VI: FUTURE CONCEPTS: Attitude and Drag Control: An Application to the GOCE Satellite

AbstractThe Gravity field and steady-state Ocean Circulation Explorer (GOCE) satellite, currently planned to he launched in the course of 2006, will require a precise drag compensation and a fine attitude control along the Local Orbiting Reference Frame (LORF) of a polar Sun-synchronous low orbit, allowing the Earth gravity field to be recovered with unprecedented accuracy by post-processing the scientific telemetry. To this aim, the spectral density of the spacecraft linear and angular accelerations must be limited below 0.025 $$\frac{{\mu {\text{m}}}}{{{\text{s}}^{\text{2}} \sqrt {{\text{Hz}}} }}{\text{ and 0}}{\text{.015 }}\frac{{\mu {\text{rad}}}}{{{\text{s}}^{\text{2}} \sqrt {{\text{Hz}}} }}$$ respectively, in the frequency range from 5 mHz to 0.1 Hz, the gradiometer measurement bandwidth.
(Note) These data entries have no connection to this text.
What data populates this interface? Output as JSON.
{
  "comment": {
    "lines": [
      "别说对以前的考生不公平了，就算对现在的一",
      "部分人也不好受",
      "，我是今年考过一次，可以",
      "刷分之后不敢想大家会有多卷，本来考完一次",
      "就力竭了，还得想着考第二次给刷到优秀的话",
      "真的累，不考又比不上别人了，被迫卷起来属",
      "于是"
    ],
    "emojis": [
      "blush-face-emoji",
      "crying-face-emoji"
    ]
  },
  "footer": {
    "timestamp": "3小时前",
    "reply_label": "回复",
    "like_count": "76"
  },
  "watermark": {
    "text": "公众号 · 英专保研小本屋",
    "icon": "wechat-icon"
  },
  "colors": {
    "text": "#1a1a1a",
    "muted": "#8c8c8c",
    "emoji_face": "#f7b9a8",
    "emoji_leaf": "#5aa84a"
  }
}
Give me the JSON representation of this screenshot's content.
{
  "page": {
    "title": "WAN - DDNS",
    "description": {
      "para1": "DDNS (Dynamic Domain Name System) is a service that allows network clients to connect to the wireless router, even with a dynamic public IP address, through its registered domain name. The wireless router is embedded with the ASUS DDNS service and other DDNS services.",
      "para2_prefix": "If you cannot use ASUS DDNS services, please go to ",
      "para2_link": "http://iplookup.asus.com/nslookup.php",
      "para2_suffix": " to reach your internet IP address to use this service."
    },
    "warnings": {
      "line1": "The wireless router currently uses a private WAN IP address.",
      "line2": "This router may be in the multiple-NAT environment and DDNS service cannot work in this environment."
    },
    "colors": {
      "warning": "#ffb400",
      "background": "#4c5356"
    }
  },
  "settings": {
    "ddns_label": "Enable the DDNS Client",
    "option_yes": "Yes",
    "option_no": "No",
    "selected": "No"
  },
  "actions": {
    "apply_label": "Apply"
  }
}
In the same range, the orientation errors of the spacecraft in the LORF and of the LORF in the inertial frame must be kept below 10 $$\frac{{\mu {\text{rad}}}}{{\sqrt {{\text{Hz}}} }}$$ . The Drag-Free Mode, encharged of drag-free and attitude control (DFAC) during measurement phases, determines the spacecraft state vector using a very precise gradiometer, one large Field-of-View Star Tracker and a Satellite-to-Satellite Tracking Instrument. Force and torque commands are actuated by two assemblies of thrusters: a single ion-thruster acting along the orbital direction, a set of eight micro-thrusters acting along the other five degrees of freedom. To cover every mission scenario, other control modes have been studied and designed: the Coarse Pointing Mode dedicated to rate damping and Sun acquisition, the Fine Pointing Mode handling the transition to Drag-Free Mode and the Ultimate Safe Mode, a survival operative mode to improve mission reliability. Results presented in this paper give a positive perspective on the solidity of the current DFAC design.